O difícil amálgama da dor com a poesia
Por Marco Fialho
O segundo dia do Festival de Brasília (15/10/2018) mostrou que esse ano o clima do festival seria mais para acalorado do que para calmaria. O público deu indícios de que participaria politicamente de forma efusiva. Parece que a efervescência eleitoral tomou conta de vez e reverberou nas reações aos filmes. A própria curadoria do festival optou em ressoar o momento político e promoveu escolhas incisivas e em consonância com os anseios vindos da plateia.

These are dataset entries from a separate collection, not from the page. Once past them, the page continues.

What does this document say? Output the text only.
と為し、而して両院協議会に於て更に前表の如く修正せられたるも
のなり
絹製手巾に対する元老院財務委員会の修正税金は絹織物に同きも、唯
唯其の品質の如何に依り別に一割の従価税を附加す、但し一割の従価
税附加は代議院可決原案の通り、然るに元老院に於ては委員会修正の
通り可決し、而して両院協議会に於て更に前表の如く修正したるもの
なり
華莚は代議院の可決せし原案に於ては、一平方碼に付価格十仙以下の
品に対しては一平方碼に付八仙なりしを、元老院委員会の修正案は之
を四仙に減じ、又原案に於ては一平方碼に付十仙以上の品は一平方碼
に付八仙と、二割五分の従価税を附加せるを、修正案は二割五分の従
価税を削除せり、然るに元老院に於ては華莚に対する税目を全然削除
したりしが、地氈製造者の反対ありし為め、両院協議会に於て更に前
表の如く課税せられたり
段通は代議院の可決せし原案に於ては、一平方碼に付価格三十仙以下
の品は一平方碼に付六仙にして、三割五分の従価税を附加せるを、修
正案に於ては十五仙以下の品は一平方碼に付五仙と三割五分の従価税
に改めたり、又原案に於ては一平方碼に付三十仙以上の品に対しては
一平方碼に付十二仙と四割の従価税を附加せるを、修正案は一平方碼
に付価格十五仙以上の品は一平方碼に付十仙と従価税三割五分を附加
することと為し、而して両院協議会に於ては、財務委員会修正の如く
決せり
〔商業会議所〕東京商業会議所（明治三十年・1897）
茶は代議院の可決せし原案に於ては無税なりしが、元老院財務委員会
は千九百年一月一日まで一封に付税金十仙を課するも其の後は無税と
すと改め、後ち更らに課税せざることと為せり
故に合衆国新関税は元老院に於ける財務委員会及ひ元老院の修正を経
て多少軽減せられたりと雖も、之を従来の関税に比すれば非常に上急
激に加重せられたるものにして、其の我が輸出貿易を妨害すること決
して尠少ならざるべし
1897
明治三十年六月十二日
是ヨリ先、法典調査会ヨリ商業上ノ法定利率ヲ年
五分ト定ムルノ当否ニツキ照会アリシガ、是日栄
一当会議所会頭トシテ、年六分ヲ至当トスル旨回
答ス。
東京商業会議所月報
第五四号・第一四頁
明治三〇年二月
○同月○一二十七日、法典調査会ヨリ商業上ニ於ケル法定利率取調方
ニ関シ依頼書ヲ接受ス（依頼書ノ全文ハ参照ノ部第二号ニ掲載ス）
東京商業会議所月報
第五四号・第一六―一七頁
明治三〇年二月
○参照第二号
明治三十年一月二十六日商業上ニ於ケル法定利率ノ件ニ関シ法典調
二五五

A maior prova desse magnetismo foi a exibição do primeiro longa da mostra competitiva, o filme Torre das Donzelas, que arrancou muitos aplausos durante a projeção e olha que foram 8 minutos de palmas de consagração ao final, em especial quando a diretora Susanna Lira expôs os rostos das 30 entrevistadas que passaram pela prisão e tortura no Presídio Tiradentes (SP) no período de exceção durante a ditadura civil-militar iniciada em abril de 1964.

E toda a comoção da plateia é mais do que justificada, afinal, dentre as prisioneiras entrevistadas estava a presidenta Dilma Rousseff. Todo esse envolvimento emocional inclusive dificulta uma visão mais justa em relação ao filme, já que o tema cria uma tendência que oblitera a análise mais aprofundada sobre as opções de Susanna Lira. De fato, lá pelo meio do filme sentimos que a quantidade de 30 entrevistadas torna tudo muito repetitivo e cansativo, ainda mais que foi estabelecida uma abordagem narrativa que pouco nos surpreende no decorrer da obra e que de certa forma padroniza o resultado. Algumas trilhas musicais também tendem a acentuar e muitas vezes até forçar um maior clima dramático, o que enfraquece algumas cenas, em que as situações relatadas potencialmente não precisavam dessa ênfase.
Se por um lado a escolha da reconstrução do ambiente prisional proposto pela diretora de arte Glauce Queiroz fortalece o lado poético do filme, por outro lado acaba por retirar sua contundência, seu lado denúncia que até combinaria mais com a proposta.

Vale destacar também os acertos do filme. Primeiro não se pode tirar de "Torre das donzelas" sua importância e peso político para o nosso momento atual. Se cinematograficamente o filme tem suas rateadas na costura de muitos depoimentos, no aspecto mais amplo ele ganha uma força impressionante e a exibição dele em Brasília ratifica essa assertiva.
Outro trunfo do filme é o seu desfecho, onde Lira consegue resgatar seu filme e lhe conferir uma força, a partir dos depoimentos onde as presas políticas falam de como o período prisional impactou em suas vidas e revelam seus desenhos inspirados nos tempos da Torre das donzelas. Susanna Lira consegue então demonstrar pela diferença nos desenhos, a riqueza das vozes, o impacto que o local deixou em cada uma das presas políticas. Um final que consegue amalgamar poesia e dor; saudade e esperança.
Visto no Festival de Brasília, em 19/10/2018, no Cine Brasília.